I have PTSD, and I personally can’t watch Stranger Things 4 from any other lens. And because I typically experience media by latching onto a character, I grew to feel a deep attachment to Max Mayfield. I’m not going to pretend I can journalistically separate myself from all that for the sake of criticism, because I can’t.

Stranger Things 4 gives those of us with mental illness a lot to chew on. After all, Vecna chooses his victims because they have been traumatized. Our own Kaila Hale-Stern has written about how this “fucking sucks.” Personally, I think it was the kind of bold decision that, if handled well, could be not only justified, but empowering and healing for those who identify with characters like Max and Chrissy. If handled poorly, then the Duffer Brothers have taken a vulnerable section of their gigantic audience and baited us, only to deliver yet another “whoops, too bad!” signal from pop culture and society.

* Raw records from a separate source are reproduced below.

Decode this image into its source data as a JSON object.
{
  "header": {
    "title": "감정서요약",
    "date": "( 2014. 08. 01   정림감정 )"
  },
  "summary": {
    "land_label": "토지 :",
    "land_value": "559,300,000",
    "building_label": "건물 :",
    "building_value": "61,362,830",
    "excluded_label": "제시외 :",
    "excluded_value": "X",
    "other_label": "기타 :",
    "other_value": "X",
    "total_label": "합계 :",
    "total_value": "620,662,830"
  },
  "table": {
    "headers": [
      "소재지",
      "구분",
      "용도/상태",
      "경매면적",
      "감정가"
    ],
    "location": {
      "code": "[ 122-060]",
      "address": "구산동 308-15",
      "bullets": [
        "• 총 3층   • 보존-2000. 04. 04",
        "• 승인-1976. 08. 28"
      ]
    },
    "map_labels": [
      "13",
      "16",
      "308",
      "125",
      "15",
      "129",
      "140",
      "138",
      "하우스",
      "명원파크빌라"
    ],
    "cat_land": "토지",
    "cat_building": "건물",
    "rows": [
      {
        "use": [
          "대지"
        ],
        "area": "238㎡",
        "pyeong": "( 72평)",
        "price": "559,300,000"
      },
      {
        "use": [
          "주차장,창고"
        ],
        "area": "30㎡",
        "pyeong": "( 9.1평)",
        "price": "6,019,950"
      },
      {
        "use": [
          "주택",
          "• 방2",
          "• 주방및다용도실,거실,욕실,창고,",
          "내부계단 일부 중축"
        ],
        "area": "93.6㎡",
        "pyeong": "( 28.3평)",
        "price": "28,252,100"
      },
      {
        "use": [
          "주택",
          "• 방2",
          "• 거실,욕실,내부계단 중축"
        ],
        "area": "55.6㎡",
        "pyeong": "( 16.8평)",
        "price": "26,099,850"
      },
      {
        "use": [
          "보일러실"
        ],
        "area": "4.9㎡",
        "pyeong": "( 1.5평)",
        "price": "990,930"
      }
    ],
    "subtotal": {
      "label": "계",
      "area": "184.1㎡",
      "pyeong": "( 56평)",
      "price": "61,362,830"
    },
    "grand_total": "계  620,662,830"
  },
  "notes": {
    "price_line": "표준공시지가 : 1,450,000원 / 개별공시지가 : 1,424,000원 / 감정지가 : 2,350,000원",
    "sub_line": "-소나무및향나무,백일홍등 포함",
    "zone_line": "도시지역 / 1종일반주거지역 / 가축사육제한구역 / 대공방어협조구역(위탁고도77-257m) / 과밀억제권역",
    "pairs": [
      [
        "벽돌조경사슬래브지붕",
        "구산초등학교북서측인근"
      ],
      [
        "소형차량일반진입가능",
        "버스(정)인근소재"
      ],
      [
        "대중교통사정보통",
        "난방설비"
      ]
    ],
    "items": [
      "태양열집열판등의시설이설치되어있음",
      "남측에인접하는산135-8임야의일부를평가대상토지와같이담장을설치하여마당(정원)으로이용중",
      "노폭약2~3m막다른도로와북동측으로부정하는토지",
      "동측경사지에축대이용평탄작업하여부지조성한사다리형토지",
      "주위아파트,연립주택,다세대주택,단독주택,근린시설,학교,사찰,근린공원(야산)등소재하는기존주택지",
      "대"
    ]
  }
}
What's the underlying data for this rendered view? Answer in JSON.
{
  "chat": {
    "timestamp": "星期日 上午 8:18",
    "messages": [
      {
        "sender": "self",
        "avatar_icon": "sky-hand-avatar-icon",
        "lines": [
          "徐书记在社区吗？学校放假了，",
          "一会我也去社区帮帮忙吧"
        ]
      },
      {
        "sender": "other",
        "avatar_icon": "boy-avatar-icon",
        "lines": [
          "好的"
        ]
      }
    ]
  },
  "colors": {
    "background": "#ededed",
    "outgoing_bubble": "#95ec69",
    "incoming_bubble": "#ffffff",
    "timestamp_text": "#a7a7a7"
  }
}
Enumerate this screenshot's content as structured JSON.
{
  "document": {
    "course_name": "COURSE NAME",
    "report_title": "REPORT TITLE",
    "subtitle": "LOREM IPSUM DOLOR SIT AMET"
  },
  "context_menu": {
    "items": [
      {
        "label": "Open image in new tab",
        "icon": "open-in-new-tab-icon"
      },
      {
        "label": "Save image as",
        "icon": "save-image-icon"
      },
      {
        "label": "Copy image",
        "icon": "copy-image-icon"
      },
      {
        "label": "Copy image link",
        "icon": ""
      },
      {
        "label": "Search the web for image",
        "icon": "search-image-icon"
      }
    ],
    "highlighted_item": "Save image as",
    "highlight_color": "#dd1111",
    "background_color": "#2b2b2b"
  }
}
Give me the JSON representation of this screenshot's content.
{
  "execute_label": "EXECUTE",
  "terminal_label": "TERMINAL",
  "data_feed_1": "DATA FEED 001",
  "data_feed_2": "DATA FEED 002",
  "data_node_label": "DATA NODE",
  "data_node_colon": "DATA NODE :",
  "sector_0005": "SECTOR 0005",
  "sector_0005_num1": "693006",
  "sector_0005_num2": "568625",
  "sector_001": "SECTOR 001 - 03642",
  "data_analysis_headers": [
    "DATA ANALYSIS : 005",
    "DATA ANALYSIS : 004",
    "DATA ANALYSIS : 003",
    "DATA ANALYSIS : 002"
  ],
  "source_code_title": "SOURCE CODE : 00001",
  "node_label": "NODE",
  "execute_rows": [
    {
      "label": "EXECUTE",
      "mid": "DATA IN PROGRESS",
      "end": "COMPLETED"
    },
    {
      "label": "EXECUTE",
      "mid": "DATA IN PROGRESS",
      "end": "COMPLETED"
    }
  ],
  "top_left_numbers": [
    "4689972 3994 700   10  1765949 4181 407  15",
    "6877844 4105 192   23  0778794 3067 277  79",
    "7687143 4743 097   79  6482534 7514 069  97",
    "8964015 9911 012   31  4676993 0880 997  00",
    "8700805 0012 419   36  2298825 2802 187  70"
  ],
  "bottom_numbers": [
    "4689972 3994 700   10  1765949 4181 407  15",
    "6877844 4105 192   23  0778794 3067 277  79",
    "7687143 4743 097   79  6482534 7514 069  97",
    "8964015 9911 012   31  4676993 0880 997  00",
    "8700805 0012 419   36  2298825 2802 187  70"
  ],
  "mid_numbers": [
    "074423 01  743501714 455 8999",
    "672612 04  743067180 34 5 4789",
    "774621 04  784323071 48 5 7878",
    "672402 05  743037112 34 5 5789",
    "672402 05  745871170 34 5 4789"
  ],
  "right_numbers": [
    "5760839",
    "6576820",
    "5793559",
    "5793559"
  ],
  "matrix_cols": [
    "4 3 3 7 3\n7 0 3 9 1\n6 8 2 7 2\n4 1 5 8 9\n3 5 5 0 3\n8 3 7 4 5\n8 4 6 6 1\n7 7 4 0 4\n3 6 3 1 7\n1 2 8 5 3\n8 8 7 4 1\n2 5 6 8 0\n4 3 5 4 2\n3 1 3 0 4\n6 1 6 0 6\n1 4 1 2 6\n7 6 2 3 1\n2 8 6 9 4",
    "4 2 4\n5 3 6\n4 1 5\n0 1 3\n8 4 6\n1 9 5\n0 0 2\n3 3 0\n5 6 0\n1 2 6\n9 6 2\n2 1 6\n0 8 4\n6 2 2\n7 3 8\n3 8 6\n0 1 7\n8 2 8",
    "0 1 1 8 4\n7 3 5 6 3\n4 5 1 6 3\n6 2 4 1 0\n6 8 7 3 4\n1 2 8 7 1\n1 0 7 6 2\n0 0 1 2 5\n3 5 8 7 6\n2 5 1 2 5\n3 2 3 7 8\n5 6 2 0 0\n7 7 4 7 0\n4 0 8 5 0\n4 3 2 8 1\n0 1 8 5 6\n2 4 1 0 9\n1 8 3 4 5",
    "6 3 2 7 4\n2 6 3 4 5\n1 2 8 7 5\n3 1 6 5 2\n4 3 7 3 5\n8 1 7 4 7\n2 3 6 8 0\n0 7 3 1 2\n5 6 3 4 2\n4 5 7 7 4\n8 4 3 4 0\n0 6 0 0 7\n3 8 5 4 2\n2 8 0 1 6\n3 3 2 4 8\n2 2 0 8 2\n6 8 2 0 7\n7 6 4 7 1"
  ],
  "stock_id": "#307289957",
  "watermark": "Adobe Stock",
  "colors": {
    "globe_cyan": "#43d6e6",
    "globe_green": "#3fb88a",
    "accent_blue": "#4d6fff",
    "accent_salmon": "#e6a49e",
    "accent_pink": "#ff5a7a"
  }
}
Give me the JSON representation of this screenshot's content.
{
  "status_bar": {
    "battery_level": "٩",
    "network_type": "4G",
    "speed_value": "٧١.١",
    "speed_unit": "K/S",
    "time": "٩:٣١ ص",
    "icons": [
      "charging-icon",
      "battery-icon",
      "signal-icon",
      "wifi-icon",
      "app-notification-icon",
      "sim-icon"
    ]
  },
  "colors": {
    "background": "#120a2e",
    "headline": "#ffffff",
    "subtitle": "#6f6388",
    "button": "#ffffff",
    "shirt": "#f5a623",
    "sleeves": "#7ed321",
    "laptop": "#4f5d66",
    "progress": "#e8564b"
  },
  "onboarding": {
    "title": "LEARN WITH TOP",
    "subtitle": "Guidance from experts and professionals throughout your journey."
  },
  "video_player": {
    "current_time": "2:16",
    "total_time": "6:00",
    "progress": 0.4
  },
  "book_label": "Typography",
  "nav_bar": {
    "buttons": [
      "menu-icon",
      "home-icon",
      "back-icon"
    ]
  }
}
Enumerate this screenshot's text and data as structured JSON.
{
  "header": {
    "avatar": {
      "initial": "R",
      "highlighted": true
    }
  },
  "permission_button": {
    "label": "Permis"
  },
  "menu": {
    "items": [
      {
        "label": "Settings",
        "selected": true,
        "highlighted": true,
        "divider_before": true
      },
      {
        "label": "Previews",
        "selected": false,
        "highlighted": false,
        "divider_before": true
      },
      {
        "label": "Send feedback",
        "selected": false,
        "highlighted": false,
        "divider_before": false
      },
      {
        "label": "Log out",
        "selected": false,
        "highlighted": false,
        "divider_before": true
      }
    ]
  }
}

Stranger Things 4 bringing trauma as a central theme is not inconsequential. There’s a deficit of media which talks candidly, empathetically, and extensively about trauma—the two other examples springing to my mind are Steven Universe Future and One Piece. Plus, we’re still feeling the aftermath of COVID-19 quarantine, which countless people—myself included—utilized to meaningfully dig into their trauma or mental illness for the first time. That group is still quite raw. These things don’t heal quickly.

So, watching Stranger Things 4 from a place of empathy and vulnerability, one of the traumatized characters I was identifying with “making it out” became key. Yes, it’s a horror series. “No one is safe!” I get it. But I’d say if you’re going to spin your season on an axis that a vulnerable population will latch on, the idea of even just one of these victims “making it out” becomes important. Mental illness makes shit bleak. Stranger Things 4 clearly understands that. So if you’re going to show us the deepest caverns of our darkness, in detail and at length, show us some light as well.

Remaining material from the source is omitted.